Experimental video generation (stretch catalogue)

  • AI AnimateDiff — SD + motion module (~300 MB additional). Generates short (8 or 16 frame) animated clips from a prompt at 512 px. 40–60 s wall-clock.
  • AI Cinemagraph — subtle motion on a still image. Optical-flow + per-frame img2img. Good for water, hair, flags, smoke.
  • AI Slow Motion — RIFE-4.6 (~100 MB) frame interpolation. 2× / 4× temporal upsampling with smooth results.
  • AI Voice Clone — Piper TTS (~50 MB + per-speaker) for narration generation.
  • AI Avatar Lipsync — Wav2Lip (~250 MB) — drive a single photo with an audio track. Sync drift ~50 ms; Beta-flagged.

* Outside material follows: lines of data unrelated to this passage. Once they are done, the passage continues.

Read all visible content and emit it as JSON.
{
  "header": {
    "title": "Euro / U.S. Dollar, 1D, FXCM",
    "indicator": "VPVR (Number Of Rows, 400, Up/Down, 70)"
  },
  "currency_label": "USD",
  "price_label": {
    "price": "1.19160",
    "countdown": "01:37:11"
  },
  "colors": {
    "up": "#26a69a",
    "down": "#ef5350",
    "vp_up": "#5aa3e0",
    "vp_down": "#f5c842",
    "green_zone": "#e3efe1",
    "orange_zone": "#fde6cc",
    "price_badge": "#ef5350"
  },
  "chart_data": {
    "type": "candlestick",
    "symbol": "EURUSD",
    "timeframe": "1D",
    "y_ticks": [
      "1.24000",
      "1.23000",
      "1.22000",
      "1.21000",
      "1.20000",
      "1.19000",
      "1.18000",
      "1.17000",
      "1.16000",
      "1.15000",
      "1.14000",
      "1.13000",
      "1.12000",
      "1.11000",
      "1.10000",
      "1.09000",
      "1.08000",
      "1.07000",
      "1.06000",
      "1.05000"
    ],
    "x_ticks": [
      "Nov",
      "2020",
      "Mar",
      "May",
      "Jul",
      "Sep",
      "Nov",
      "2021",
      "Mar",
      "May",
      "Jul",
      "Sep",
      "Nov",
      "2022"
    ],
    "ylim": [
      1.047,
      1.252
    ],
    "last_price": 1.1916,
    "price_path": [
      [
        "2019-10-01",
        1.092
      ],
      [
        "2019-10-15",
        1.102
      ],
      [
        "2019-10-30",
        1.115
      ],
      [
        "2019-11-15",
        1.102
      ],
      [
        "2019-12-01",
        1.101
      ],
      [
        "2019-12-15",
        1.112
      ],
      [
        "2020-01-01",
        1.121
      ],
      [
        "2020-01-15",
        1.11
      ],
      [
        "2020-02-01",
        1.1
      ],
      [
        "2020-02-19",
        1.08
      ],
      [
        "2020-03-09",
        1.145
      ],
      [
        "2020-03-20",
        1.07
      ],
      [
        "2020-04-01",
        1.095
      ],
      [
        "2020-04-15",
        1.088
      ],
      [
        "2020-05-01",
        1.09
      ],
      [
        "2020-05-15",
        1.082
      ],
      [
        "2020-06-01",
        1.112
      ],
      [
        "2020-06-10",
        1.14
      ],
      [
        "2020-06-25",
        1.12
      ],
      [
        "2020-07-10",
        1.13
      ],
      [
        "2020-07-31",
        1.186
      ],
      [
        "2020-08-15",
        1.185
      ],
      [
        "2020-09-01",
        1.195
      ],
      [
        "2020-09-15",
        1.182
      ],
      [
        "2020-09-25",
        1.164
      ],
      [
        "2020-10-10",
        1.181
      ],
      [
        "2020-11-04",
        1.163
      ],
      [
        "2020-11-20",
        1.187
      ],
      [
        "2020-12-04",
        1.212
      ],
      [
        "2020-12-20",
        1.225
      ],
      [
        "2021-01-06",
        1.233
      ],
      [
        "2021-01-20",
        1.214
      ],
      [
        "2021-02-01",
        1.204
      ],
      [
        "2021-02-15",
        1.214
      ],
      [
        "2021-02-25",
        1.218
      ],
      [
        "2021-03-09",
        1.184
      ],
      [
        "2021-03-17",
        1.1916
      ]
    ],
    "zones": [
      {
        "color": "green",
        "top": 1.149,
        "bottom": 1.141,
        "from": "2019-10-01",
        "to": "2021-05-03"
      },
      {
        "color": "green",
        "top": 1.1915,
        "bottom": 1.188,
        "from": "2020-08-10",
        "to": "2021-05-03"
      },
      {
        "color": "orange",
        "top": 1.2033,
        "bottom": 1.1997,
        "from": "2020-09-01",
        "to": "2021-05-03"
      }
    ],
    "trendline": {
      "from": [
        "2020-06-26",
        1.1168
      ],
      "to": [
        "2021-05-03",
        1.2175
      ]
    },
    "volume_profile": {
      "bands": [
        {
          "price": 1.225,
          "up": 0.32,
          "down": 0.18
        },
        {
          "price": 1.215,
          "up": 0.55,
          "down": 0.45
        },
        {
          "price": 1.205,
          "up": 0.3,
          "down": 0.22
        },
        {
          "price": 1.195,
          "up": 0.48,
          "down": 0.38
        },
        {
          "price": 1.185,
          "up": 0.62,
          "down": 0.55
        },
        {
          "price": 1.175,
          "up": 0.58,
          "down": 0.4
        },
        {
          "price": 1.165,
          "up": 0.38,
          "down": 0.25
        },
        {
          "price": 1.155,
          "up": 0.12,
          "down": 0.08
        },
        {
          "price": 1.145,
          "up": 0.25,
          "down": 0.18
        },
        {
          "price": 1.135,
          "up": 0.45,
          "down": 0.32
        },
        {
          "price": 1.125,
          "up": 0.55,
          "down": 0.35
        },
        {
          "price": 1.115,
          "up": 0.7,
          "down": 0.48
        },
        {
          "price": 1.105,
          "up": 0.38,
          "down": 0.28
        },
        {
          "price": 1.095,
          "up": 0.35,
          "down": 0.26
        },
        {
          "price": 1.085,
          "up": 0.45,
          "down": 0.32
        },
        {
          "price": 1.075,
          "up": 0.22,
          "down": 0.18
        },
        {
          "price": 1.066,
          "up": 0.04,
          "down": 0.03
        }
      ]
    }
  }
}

What can't be done client-side

The video-generation matrix has honest exclusions:

  • True text-to-video at quality (CogVideoX-1.5B and similar) — decoder isn't WASM-friendly, no mature browser binding as of cutoff.
  • Stable Video Diffusion (SVD) image-to-video — model + VRAM spike exceed mid-range device capability.
  • Full music generation (MusicGen) — decoder unfriendly to WASM.

These are documented in the FAQ as "needs server-side compute we don't operate." If a future Chromium release or smaller quantised variant ships, they fold in as follow-up phases.

How the cluster integrates with the video editor

The video editor's AI Suite sidebar surfaces all eight headline tools as preset chips. The AI panel in the video editor recognises video-specific commands ("cut the silent parts", "make a 30 second highlight", "burn in subtitles").

The video toolbar's AI Smart-Reframe button (⤢) gives one-click access to the most common workflow (horizontal to TikTok 9:16). The AI Quick- Generate (🪄) button opens a prompt input for text-to-background that applies as the video's bg-fill.

The E3+X1 worker migration that ships with this cluster moves all seven remaining single-thread video utilities (compressor, format converter, resizer, rotate, canvas extender, metadata remover, format comparison) to OffscreenCanvas workers so per-frame AI processing doesn't compete with utility encoding for the main thread.

Tier required

Lite covers Subtitles, Smart Trim, Audio Denoise, Scene Detection, Reframe, and Best-Frame Picker. Standard covers Source Separation, Highlights, Video Caption, Thumbnail Generator. Pro covers Per-Frame Style Transfer, AnimateDiff, Cinemagraph, Voice Clone, Lipsync.